Aug. 19 (Bloomberg) -- Volkswagen AG plans to bring back the $85,000 Phaeton to the U.S., where the sedan flopped and was withdrawn in 2006, as part of the German carmaker’s aim of tripling its share of the world’s second-largest market by 2018.
“We have our eyes firmly set on the U.S. market,” Juergen Borrmann, director of Volkswagen’s plant in Dresden, Germany, where the Phaeton is built, said in an interview. The model will be completely redesigned and retooled before VW begins selling the high-end sedan in the U.S. again, he said.
Former CEO Bernd Pischetsrieder pulled the Phaeton from the U.S. four years ago after the car failed to meet sales goals and called a 20,000 global target a “pipe dream.” His successor, Martin Winterkorn, later threw his full support behind the model and announced plans to keep the Phaeton. Sales last year fell 27 percent to 4,500 cars.
“The U.S. is a most lucrative market for high-end sedans and VW has to tackle that potential if it wants to credibly expand its U.S. presence,” said Willi Diez, head of the Nuertingen, Germany-based Institute for Automobile Industry, a state-funded think tank.
Volkswagen’s preferred shares gained as much as 1.87 euros, or 2.4 percent, to 79.90 euros and were up 1.6 percent as of 2:37 p.m. in Frankfurt trading. The stock has advanced 21 percent this year, valuing the Wolfsburg, Germany-based carmaker at 35.2 billion euros.
Volkswagen this year is introducing an updated Phaeton, which has new front and rear sections, an interior upgrade and a wider selection of engines, as part of the model’s first overhaul since 2007. The face-lifted Phaeton entered European showrooms in June and goes on sale in China next month.
VW, Europe’s biggest carmaker, plans to reintroduce the Phaeton in the U.S. when the next generation of the model comes to market, Borrmann said in the Aug. 17 interview, declining to give a timeframe.

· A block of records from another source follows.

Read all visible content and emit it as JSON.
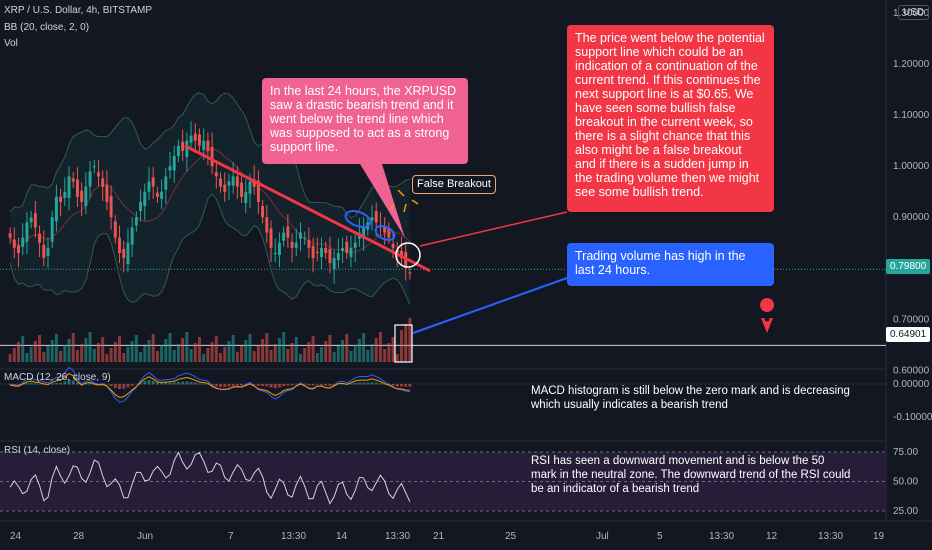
{
  "header": {
    "symbol_line": "XRP / U.S. Dollar, 4h, BITSTAMP",
    "bb_label": "BB (20, close, 2, 0)",
    "vol_label": "Vol",
    "macd_label": "MACD (12, 26, close, 9)",
    "rsi_label": "RSI (14, close)",
    "currency_button": "USD"
  },
  "annotations": {
    "pink_note": "In the last 24 hours, the XRPUSD saw a drastic bearish trend and it went below the trend line which was supposed to act as a strong support line.",
    "red_note": "The price went below the potential support line which could be an indication of a continuation of the current trend. If this continues the next support line is at $0.65. We have seen some bullish false breakout in the current week, so there is a slight chance that this also might be a false breakout and if there is a sudden jump in the trading volume then we might see some bullish trend.",
    "blue_note": "Trading volume has high in the last 24 hours.",
    "false_breakout": "False Breakout",
    "macd_note": "MACD histogram is still below the zero mark and is decreasing which usually indicates a bearish trend",
    "rsi_note": "RSI has seen a downward movement and is below the 50 mark in the neutral zone. The downward trend of the RSI could be an indicator of a bearish trend"
  },
  "colors": {
    "background": "#131722",
    "bull": "#26a69a",
    "bear": "#ef5350",
    "trendline": "#f23645",
    "pink_callout": "#f06292",
    "red_callout": "#f23645",
    "blue_callout": "#2962ff",
    "bollinger": "#2e5d4f",
    "rsi": "#d1d4dc",
    "rsi_band": "#2a1f3d",
    "macd": "#2962ff",
    "signal": "#ff9800",
    "tag_green": "#26a69a"
  },
  "price_tags": {
    "current": "0.79800",
    "support": "0.64901"
  },
  "chart_data": {
    "type": "candlestick",
    "x_tick_labels": [
      "24",
      "28",
      "Jun",
      "7",
      "13:30",
      "14",
      "13:30",
      "21",
      "25",
      "Jul",
      "5",
      "13:30",
      "12",
      "13:30",
      "19"
    ],
    "price_axis": {
      "ticks": [
        "1.30000",
        "1.20000",
        "1.10000",
        "1.00000",
        "0.90000",
        "0.80000",
        "0.70000",
        "0.60000"
      ],
      "range": [
        0.585,
        1.31
      ],
      "current_price": 0.798,
      "support_level": 0.64901
    },
    "price_close_series": [
      0.86,
      0.84,
      0.83,
      0.86,
      0.89,
      0.9,
      0.88,
      0.85,
      0.82,
      0.84,
      0.9,
      0.94,
      0.93,
      0.95,
      0.98,
      0.97,
      0.94,
      0.93,
      0.96,
      0.99,
      1.0,
      0.98,
      0.96,
      0.93,
      0.9,
      0.86,
      0.83,
      0.82,
      0.85,
      0.88,
      0.9,
      0.93,
      0.95,
      0.97,
      0.96,
      0.94,
      0.95,
      0.98,
      1.0,
      1.02,
      1.04,
      1.03,
      1.05,
      1.06,
      1.05,
      1.04,
      1.05,
      1.03,
      1.0,
      0.98,
      0.96,
      0.95,
      0.97,
      0.98,
      0.96,
      0.94,
      0.95,
      0.97,
      0.96,
      0.93,
      0.9,
      0.87,
      0.84,
      0.83,
      0.85,
      0.87,
      0.86,
      0.84,
      0.85,
      0.87,
      0.86,
      0.84,
      0.82,
      0.83,
      0.84,
      0.83,
      0.81,
      0.82,
      0.83,
      0.84,
      0.83,
      0.84,
      0.85,
      0.87,
      0.88,
      0.89,
      0.9,
      0.89,
      0.88,
      0.87,
      0.86,
      0.84,
      0.83,
      0.82,
      0.8,
      0.79
    ],
    "trend_line": {
      "start": [
        0.0,
        1.04
      ],
      "end": [
        1.0,
        0.795
      ]
    },
    "volume_histogram": {
      "style": "bars",
      "last_bar_highlighted": true
    },
    "macd_axis": {
      "ticks": [
        "0.00000",
        "-0.10000"
      ],
      "zero_line": true
    },
    "rsi_axis": {
      "ticks": [
        "75.00",
        "50.00",
        "25.00"
      ],
      "band": [
        25,
        75
      ],
      "midline": 50,
      "last_value": 33
    },
    "legend": "top-left",
    "grid": false
  }
}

Headed for its eighth straight annual loss in the U.S., VW aims to almost triple the carmaker’s share of the U.S. market to 6 percent by 2018 and boost deliveries to 1 million cars, including the Audi luxury unit. U.S. progress is a key component of Winterkorn’s goal of surpassing Toyota Motor Corp. in sales and profitability.
The Phaeton, named after the son of the Greek god Helios, went on sale in 2002, with development costs exceeding 1 billion euros ($1.3 billion). The model was part of an effort by Supervisory Board Chairman Ferdinand Piech, who was then CEO, to make the VW brand more upscale and compete against Bayerische Motoren Werke AG and Daimler AG’s Mercedes-Benz.

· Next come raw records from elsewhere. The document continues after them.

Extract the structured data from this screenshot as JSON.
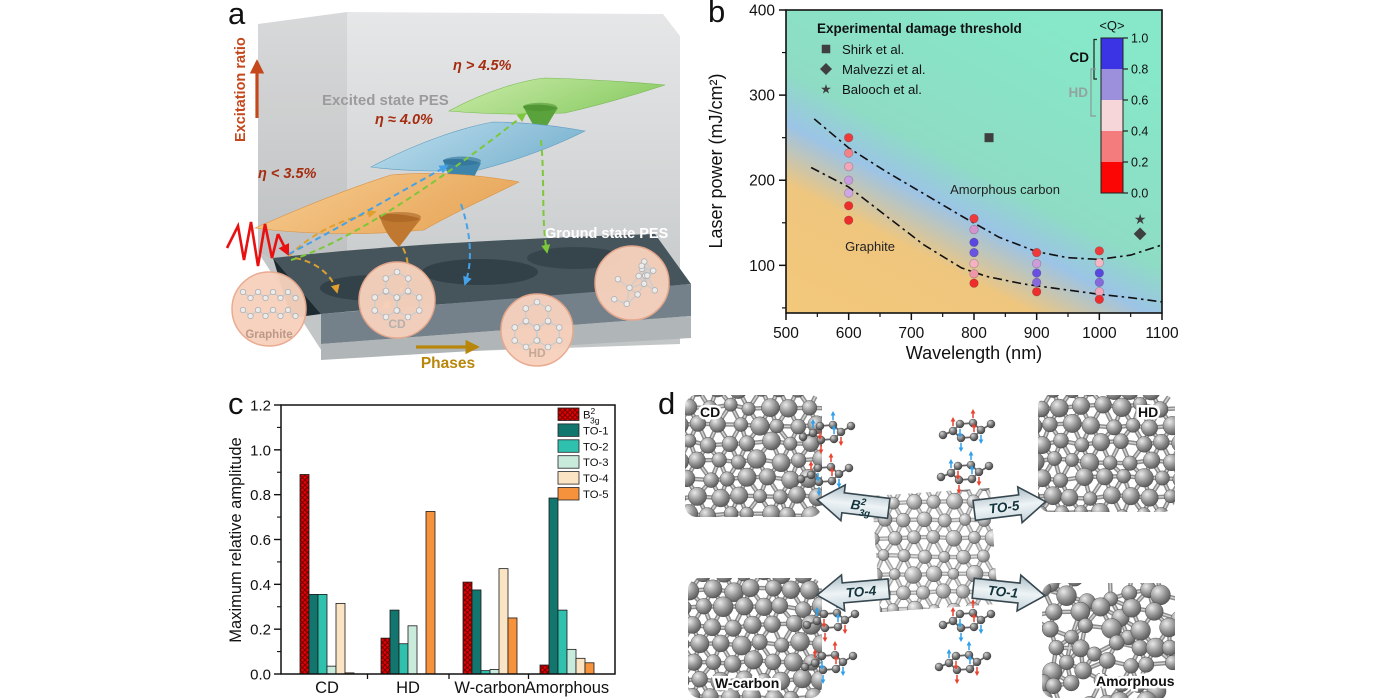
{
  "figure": {
    "panel_labels": {
      "a": "a",
      "b": "b",
      "c": "c",
      "d": "d"
    }
  },
  "panel_a": {
    "y_axis_label": "Excitation ratio",
    "excited_pes_label": "Excited state PES",
    "ground_pes_label": "Ground state PES",
    "phases_label": "Phases",
    "eta_low": "η < 3.5%",
    "eta_mid": "η ≈ 4.0%",
    "eta_high": "η > 4.5%",
    "circle_labels": {
      "graphite": "Graphite",
      "cd": "CD",
      "hd": "HD"
    }
  },
  "chart_data": [
    {
      "id": "b",
      "type": "scatter",
      "xlabel": "Wavelength (nm)",
      "ylabel": "Laser power (mJ/cm²)",
      "xlim": [
        500,
        1100
      ],
      "ylim": [
        44,
        400
      ],
      "xticks": [
        500,
        600,
        700,
        800,
        900,
        1000,
        1100
      ],
      "yticks": [
        100,
        200,
        300,
        400
      ],
      "legend_title": "Experimental damage threshold",
      "ref_legend": [
        {
          "marker": "square",
          "label": "Shirk et al."
        },
        {
          "marker": "diamond",
          "label": "Malvezzi et al."
        },
        {
          "marker": "star",
          "label": "Balooch et al."
        }
      ],
      "region_labels": [
        {
          "text": "Graphite"
        },
        {
          "text": "Amorphous carbon"
        }
      ],
      "marker_color": "#3f3f3f",
      "points": [
        {
          "x": 600,
          "y": 250,
          "color": "#ee3a3a"
        },
        {
          "x": 600,
          "y": 232,
          "color": "#f28288"
        },
        {
          "x": 600,
          "y": 216,
          "color": "#f2a6ba"
        },
        {
          "x": 600,
          "y": 200,
          "color": "#c99ce2"
        },
        {
          "x": 600,
          "y": 185,
          "color": "#cfa6e6"
        },
        {
          "x": 600,
          "y": 170,
          "color": "#ee2c2c"
        },
        {
          "x": 600,
          "y": 153,
          "color": "#ee2c2c"
        },
        {
          "x": 800,
          "y": 155,
          "color": "#ee3a3a"
        },
        {
          "x": 800,
          "y": 142,
          "color": "#d694cf"
        },
        {
          "x": 800,
          "y": 127,
          "color": "#5a47e0"
        },
        {
          "x": 800,
          "y": 115,
          "color": "#6a55e2"
        },
        {
          "x": 800,
          "y": 102,
          "color": "#f4b2c2"
        },
        {
          "x": 800,
          "y": 90,
          "color": "#f096ab"
        },
        {
          "x": 800,
          "y": 79,
          "color": "#ee2c2c"
        },
        {
          "x": 900,
          "y": 115,
          "color": "#ee3a3a"
        },
        {
          "x": 900,
          "y": 102,
          "color": "#cf9cda"
        },
        {
          "x": 900,
          "y": 91,
          "color": "#6a50e0"
        },
        {
          "x": 900,
          "y": 80,
          "color": "#8768dd"
        },
        {
          "x": 900,
          "y": 69,
          "color": "#ee2c2c"
        },
        {
          "x": 1000,
          "y": 117,
          "color": "#ee3a3a"
        },
        {
          "x": 1000,
          "y": 103,
          "color": "#f5b6c5"
        },
        {
          "x": 1000,
          "y": 91,
          "color": "#5a47e0"
        },
        {
          "x": 1000,
          "y": 80,
          "color": "#8768dd"
        },
        {
          "x": 1000,
          "y": 69,
          "color": "#f2a6ba"
        },
        {
          "x": 1000,
          "y": 60,
          "color": "#ee2c2c"
        }
      ],
      "ref_points": [
        {
          "marker": "square",
          "x": 824,
          "y": 250
        },
        {
          "marker": "star",
          "x": 1065,
          "y": 154
        },
        {
          "marker": "diamond",
          "x": 1065,
          "y": 137
        }
      ],
      "boundaries": {
        "upper": [
          [
            545,
            272
          ],
          [
            600,
            238
          ],
          [
            660,
            210
          ],
          [
            720,
            184
          ],
          [
            780,
            158
          ],
          [
            840,
            133
          ],
          [
            900,
            116
          ],
          [
            950,
            109
          ],
          [
            1000,
            107
          ],
          [
            1050,
            112
          ],
          [
            1100,
            124
          ]
        ],
        "lower": [
          [
            540,
            215
          ],
          [
            600,
            192
          ],
          [
            660,
            158
          ],
          [
            720,
            124
          ],
          [
            780,
            97
          ],
          [
            820,
            87
          ],
          [
            880,
            78
          ],
          [
            940,
            72
          ],
          [
            1000,
            66
          ],
          [
            1050,
            62
          ],
          [
            1100,
            57
          ]
        ]
      },
      "colorbar": {
        "title": "<Q>",
        "ticks": [
          "1.0",
          "0.8",
          "0.6",
          "0.4",
          "0.2",
          "0.0"
        ],
        "segments": [
          "#3b34e4",
          "#9c8fdc",
          "#f7d6da",
          "#f57c7c",
          "#fb0505"
        ],
        "cd_label": "CD",
        "hd_label": "HD"
      }
    },
    {
      "id": "c",
      "type": "bar",
      "ylabel": "Maximum relative amplitude",
      "ylim": [
        0,
        1.2
      ],
      "yticks": [
        "0.0",
        "0.2",
        "0.4",
        "0.6",
        "0.8",
        "1.0",
        "1.2"
      ],
      "categories": [
        "CD",
        "HD",
        "W-carbon",
        "Amorphous"
      ],
      "series": [
        {
          "name": {
            "base": "B",
            "sup": "2",
            "sub": "3g"
          },
          "color": "#dd0404",
          "hatch": true,
          "values": [
            0.89,
            0.16,
            0.41,
            0.04
          ]
        },
        {
          "name": "TO-1",
          "color": "#12766e",
          "values": [
            0.355,
            0.285,
            0.375,
            0.785
          ]
        },
        {
          "name": "TO-2",
          "color": "#2fc0ae",
          "values": [
            0.355,
            0.135,
            0.015,
            0.285
          ]
        },
        {
          "name": "TO-3",
          "color": "#c9ebdb",
          "values": [
            0.035,
            0.215,
            0.02,
            0.11
          ]
        },
        {
          "name": "TO-4",
          "color": "#fbe4c3",
          "values": [
            0.315,
            0,
            0.47,
            0.07
          ]
        },
        {
          "name": "TO-5",
          "color": "#f6923c",
          "values": [
            0.005,
            0.725,
            0.25,
            0.05
          ]
        }
      ]
    }
  ],
  "panel_d": {
    "corner_labels": {
      "tl": "CD",
      "tr": "HD",
      "bl": "W-carbon",
      "br": "Amorphous"
    },
    "arrow_labels": {
      "tl": {
        "base": "B",
        "sup": "2",
        "sub": "3g"
      },
      "tr": "TO-5",
      "bl": "TO-4",
      "br": "TO-1"
    }
  }
}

Axel Mees, Audi’s North American chief, was forced to leave the company in November 2004 after he criticized the Phaeton and Piech in an interview, saying he would not buy the car because it has a VW logo and was sold at Volkswagen dealerships alongside other volume brands.
Winterkorn, who took over as CEO on Jan. 1, 2007, has rejected criticism from analysts, including Ferdinand Dudenhoeffer of the Center for Automotive Research at the University of Duisburg-Essen, Germany, that the car has failed to compete with BMW and Mercedes while inflicting high development and production costs.
“Without our flagship Phaeton, VW wouldn’t be where we are today in terms of technology and image,” Winterkorn said in April during a presentation of a face-lifted version of the current Phaeton in Beijing.
The Phaeton’s successor may be available by 2013 following the car’s latest revamp, Diez estimated.
For the first time since the Dresden plant, which does the Phaeton’s final assembly, began operations in 2001, production is running at full capacity and VW will add Saturday shifts to keep up with growing demand, Borrmann said.
“Business is developing very well, we’re headed for a record year,” Borrmann said in his office overlooking the all-glass factory’s assembly line. “We’re looking at a sustained upward trend, a really strong demand curve that’s also manifest in our orders.”
Year-to-date Phaeton sales have risen 15 percent, with China, the world’s largest auto market, accounting for as much as 70 percent of deliveries, he said. Germany and South Korea, the second- and third-biggest markets for the car, are posting “slight” gains, he added.
The $238 million plant, one of Dresden’s top tourist sites alongside the city’s opera house and late baroque buildings, attracts about 90,000 visitors a year. Customers and potential buyers regularly visit the Dresden plant to discuss features, collect vehicles or simply see the factory, Borrmann said.
Production areas have all-parquet floors with workers wearing white gowns, sometimes even white gloves as they assemble cars by hand. The factory’s most eye-catching building is a 40-meter (131-foot) glass tower where finished Phaetons are parked prior to delivery.
“We’re making the fascination of auto production visible to the outside world,” Borrmann said. “We’re completely laying open the complexity of how our top-end product is being assembled.”